I was in my forties before I understood this as inherited anxiety rather than personal weakness. Before I connected the closed door of my parents’ finances to the closed feeling I had whenever money required my attention.

Financial therapist Brad Klontz’s research on money scripts — the unconscious beliefs about money transmitted through family systems — identifies avoidance and silence as producing what he calls ‘money vigilance’ and ‘money avoidance’ scripts that operate in adults largely below the level of conscious awareness. These scripts, he argues, are among the most significant predictors of financial behavior in adulthood.

How the inheritance transfers

The financial silence transfers across generations with remarkable fidelity, because it transmits not through instruction but through atmosphere. Children don’t learn to be anxious about money from what their parents say. They learn it from what their parents don’t say — from the lowered voices, the subject changes, the way the room shifts when the topic comes up.
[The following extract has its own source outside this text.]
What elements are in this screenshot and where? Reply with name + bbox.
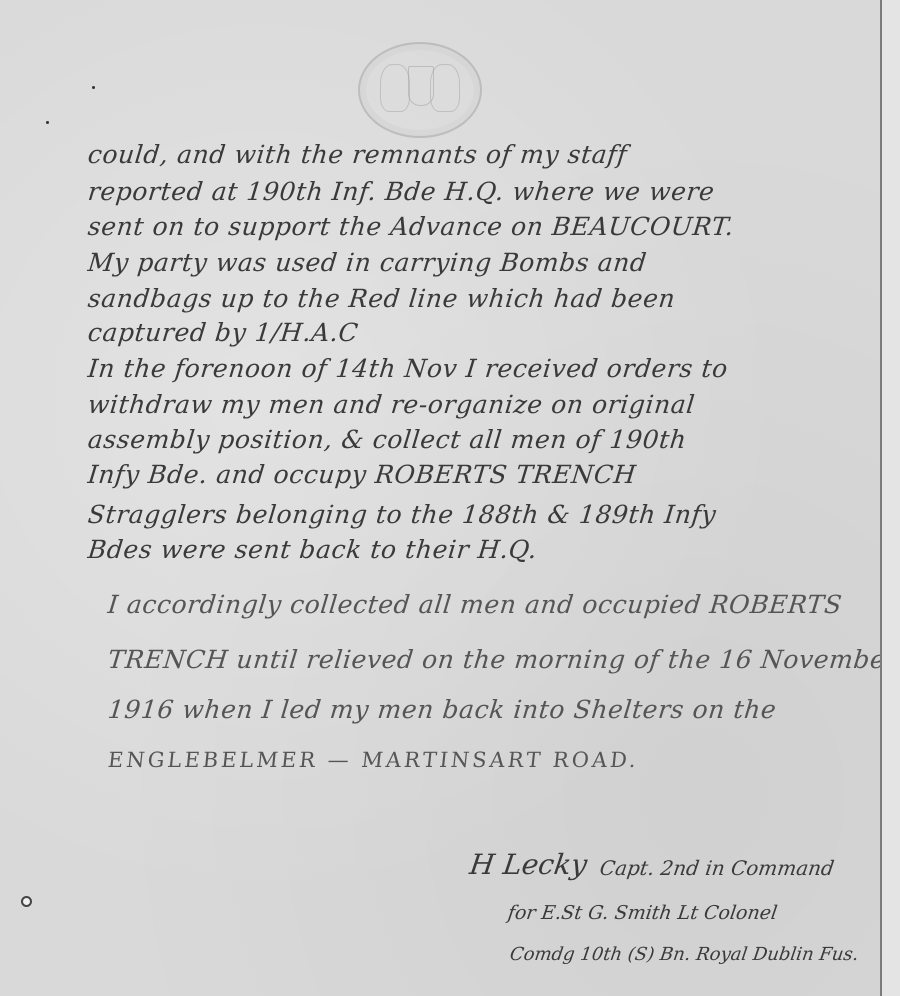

Many adults who grew up in financially silent households are now raising children they want to protect from the same inheritance. But protection, it turns out, isn’t the same as openness. The impulse to shield children from financial reality reproduces the silence even when that’s the last thing the parent intends.

Breaking the silence

What financial therapists and educators consistently recommend is something that feels, to people of this generation, almost transgressive: talking about money. Actually, directly, age-appropriately talking about it. Not to burden children with adult anxiety, but to normalize money as a subject that can be examined, that has a logic, that is manageable with attention and planning.

The families that do this produce adults with a fundamentally different relationship to financial reality — not necessarily wealthier, but less afraid. Less avoidant. More able to look at the numbers and respond to them rather than away from them.

Final thoughts

The silence around money in those households wasn’t malicious. It was protective, in the only way those parents knew.

The inheritance it created is real. But inheritances, unlike genes, can be consciously refused.